3.1: Big Cube
What is the volume of a giant cube that measures 10,000 km on each side?
Let's look at powers of powers of 10.
What is the volume of a giant cube that measures 10,000 km on each side?
Complete the table to explore patterns in the exponents when raising a power of 10 to a power. You may skip a single box in the table, but if you do, be prepared to explain why you skipped it.

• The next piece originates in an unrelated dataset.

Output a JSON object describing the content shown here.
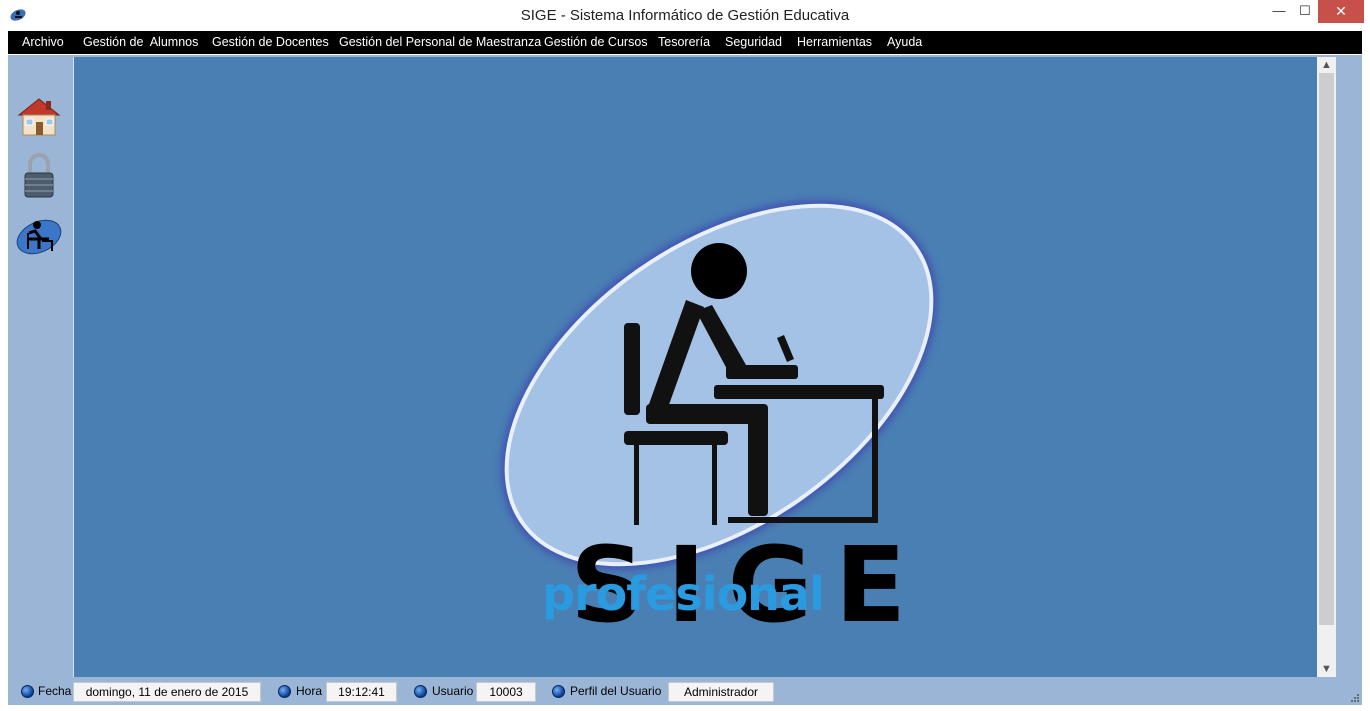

Row 1 | expression | expanded | single power of 10 |
---|---|---|---|
Row 2 | $(10^3)^2$ | $(10 \boldcdot 10 \boldcdot 10)(10 \boldcdot 10 \boldcdot 10)$ | $10^6$ |
Row 3 | $(10^2)^5$ | $(10 \boldcdot 10)(10 \boldcdot 10)(10 \boldcdot 10)(10 \boldcdot 10)(10 \boldcdot 10)$ | |
Row 4 | $(10 \boldcdot 10 \boldcdot 10)(10 \boldcdot 10 \boldcdot 10)(10 \boldcdot 10 \boldcdot 10)(10 \boldcdot 10 \boldcdot 10)$ | ||
Row 5 | $(10^4)^2$ | ||
Row 6 | $(10^8)^{11}$ |
Andre and Elena want to write $10^2 \boldcdot 10^2 \boldcdot 10^2$ with a single exponent.
Andre says, “When you multiply powers with the same base, it just means you add the exponents, so $10^2 \boldcdot 10^2 \boldcdot 10^2 = 10^{2+2+2} = 10^6$.”
Elena says, “$10^2$ is multiplied by itself 3 times, so $10^2 \boldcdot 10^2 \boldcdot 10^2 = (10^2)^3 = 10^{2+3} = 10^5$.”
Do you agree with either of them? Explain your reasoning.
$2^{12} = 4,\!096$. How many other whole numbers can you raise to a power and get 4,096? Explain or show your reasoning.
In this lesson, we developed a rule for taking a power of 10 to another power: Taking a power of 10 and raising it to another power is the same as multiplying the exponents.
See what happens when raising $10^4$ to the power of 3. $$\left(10^4\right)^3 =10^4 \boldcdot 10^4 \boldcdot 10^4 = 10^{12}$$
This works for any power of powers of 10. For example, $\left(10^{6}\right)^{11} = 10^{66}$. This is another rule that will make it easier to work with and make sense of expressions with exponents.